As I point out constantly – there are no shortcuts to the red carpet.

If you truly want to make that trip, make a plan, get a map, and be prepared to work very very hard … usually for a long time. If you expect it to be fair, a level playing field, or easier because you ‘know somebody’ – you are in for a world of hurt.

Finally, the remark in this letter that really set me off is the ad hominem attack on the 45 stars that ‘Anonymous’ seems obsessed with…

“… it’s also frustrating because most of them suck.”

Anonymous, if you think that attacking your betters is a way of improving your chances, you have no concept of human relations. Furthermore, what this sentiment reveals to a pro is that you are likely to be a mean-spirited human being and therefore someone most of us would avoid hiring in any capacity.

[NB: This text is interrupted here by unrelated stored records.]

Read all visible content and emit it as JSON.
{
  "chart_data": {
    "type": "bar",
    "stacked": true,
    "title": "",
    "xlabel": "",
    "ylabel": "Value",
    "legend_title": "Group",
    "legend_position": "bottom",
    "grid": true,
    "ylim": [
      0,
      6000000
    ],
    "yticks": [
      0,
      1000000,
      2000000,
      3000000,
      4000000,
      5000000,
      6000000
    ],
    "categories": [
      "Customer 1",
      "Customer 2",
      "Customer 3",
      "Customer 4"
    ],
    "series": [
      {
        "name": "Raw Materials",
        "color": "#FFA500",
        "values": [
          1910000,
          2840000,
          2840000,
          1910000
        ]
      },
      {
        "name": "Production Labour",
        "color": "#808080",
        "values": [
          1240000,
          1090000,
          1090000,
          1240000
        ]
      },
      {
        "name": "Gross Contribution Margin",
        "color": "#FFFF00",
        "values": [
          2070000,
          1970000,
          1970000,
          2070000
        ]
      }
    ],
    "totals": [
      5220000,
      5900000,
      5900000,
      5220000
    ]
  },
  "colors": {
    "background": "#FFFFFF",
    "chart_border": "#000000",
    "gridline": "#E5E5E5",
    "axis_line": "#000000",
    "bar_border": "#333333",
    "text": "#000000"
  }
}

Wise up. Work harder. Stop whining. Suck it up and try ‘making it’ on talent, hard work, persistence, training and product development.
As for social skills, it may be too late for that – but please do everyone a favor and cease trying to convince other actors to buy into your ‘beef.’ While it’s not a huge loss to our industry if one actor believes the host of wrong-headed ideas you’ve assembled here – dragging dozens of other naive actors down with you is not a nice thing to do … in my not so humble opinion.